Today an international group of hundreds of climate scientists has released a report covering how and why the earth’s climate is changing, and how it may change in the future. 

Greenhouse gases 

Scientists have known over two hundred years that carbon dioxide is a greenhouse gas, meaning it traps heat in the atmosphere and oceans. 

Over time, scientists have come to understand more about how the gases that are emitted when people burn fossil fuels like oil and gas affect the climate.  

Scientists are more sure than ever – 95 per cent certain – that humans are causing extra warming, today’s report concludes. The oceans, land and atmosphere are getting warmer, snow and ice is melting and sea levels are rising. 

For another way of thinking about this, one news report this week explains that scientists are now as sure human activity is warming the climate as they are that smoking causes lung cancer. 

Oceans 

Oceans have a big role to play in the earth’s climate. They are the source of clouds and rain, and they have also absorbed a very large percentage of the warming that has occurred since the 1970s, scientists say.  

Scientists are confident that this heat is causing the huge bodies of ice in the coldest parts of the world like the Arctic, Antarctica and Greenland to melt. It’s also causing glaciers that have formed over thousands of years in the mountains around the world to lose ice. 

The water in the oceans is warming and expanding, and water from ice sheets and glaciers is topping it up. So sea levels are getting higher.  
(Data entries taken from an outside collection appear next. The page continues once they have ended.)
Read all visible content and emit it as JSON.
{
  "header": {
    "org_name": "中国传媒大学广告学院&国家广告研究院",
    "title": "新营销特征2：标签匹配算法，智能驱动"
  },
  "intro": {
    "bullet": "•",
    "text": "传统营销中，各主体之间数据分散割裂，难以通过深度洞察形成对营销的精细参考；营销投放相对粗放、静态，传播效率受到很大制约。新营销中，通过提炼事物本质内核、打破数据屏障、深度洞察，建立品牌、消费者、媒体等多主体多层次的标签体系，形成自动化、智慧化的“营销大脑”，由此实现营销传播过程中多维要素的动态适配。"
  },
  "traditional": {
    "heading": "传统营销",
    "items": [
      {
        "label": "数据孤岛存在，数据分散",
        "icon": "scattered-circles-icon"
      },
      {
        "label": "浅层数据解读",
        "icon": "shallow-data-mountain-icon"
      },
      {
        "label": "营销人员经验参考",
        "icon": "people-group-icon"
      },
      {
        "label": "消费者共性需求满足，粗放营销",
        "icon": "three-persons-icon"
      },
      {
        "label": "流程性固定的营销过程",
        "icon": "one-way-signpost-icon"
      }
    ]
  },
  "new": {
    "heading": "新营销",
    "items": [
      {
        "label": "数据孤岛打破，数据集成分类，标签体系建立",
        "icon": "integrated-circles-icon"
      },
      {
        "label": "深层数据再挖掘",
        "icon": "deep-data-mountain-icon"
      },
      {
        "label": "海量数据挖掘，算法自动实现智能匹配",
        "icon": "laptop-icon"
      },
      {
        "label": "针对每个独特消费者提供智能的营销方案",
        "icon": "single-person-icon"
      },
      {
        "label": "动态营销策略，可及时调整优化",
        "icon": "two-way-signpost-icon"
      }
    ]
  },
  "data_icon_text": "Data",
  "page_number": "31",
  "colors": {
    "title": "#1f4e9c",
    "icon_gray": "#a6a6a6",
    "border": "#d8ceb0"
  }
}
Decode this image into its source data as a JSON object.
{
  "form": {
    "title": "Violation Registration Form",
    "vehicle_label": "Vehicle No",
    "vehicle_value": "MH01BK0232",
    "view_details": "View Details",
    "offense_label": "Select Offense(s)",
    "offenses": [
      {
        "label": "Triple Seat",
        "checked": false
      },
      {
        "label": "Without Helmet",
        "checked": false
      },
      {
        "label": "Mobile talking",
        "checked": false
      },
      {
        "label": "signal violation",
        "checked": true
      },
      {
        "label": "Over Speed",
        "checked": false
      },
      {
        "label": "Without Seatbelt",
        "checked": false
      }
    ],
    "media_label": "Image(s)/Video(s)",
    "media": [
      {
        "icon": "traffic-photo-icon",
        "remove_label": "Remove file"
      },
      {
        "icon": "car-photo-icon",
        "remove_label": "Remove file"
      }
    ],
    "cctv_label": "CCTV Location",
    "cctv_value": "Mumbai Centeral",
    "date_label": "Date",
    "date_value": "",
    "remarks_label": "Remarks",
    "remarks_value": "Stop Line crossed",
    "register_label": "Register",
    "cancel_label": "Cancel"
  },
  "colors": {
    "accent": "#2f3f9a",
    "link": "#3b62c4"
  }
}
 This latest report says that scientists now agree that the sea level rise that is happening in response to warming will be higher by the end of the century than they previously thought.  

Weather

Climate change means we’re getting more hot days and less cold days per year, when you look at the world as a whole, the report says. But other changes in weather will be a mixed picture around the world.  

Some places will experience more droughts and heatwaves, while others – probably including the UK – will get more frequent, more intense rainfall.

How much we’re going to experience these effects will depend on how much carbon dioxide we continue to release into the atmosphere in the coming years.

The future 

If we want to limit temperature rise – and the effects, like rising sea levels and weather disruption that flow from it – we will have to reduce the amount of greenhouse gases we produce. 

A second IPCC report will have more detail about how the changes the planet is seeing will impact on things like flooding, agriculture, human society and economies. 

A third, to be released early next year will examine what we can do about it.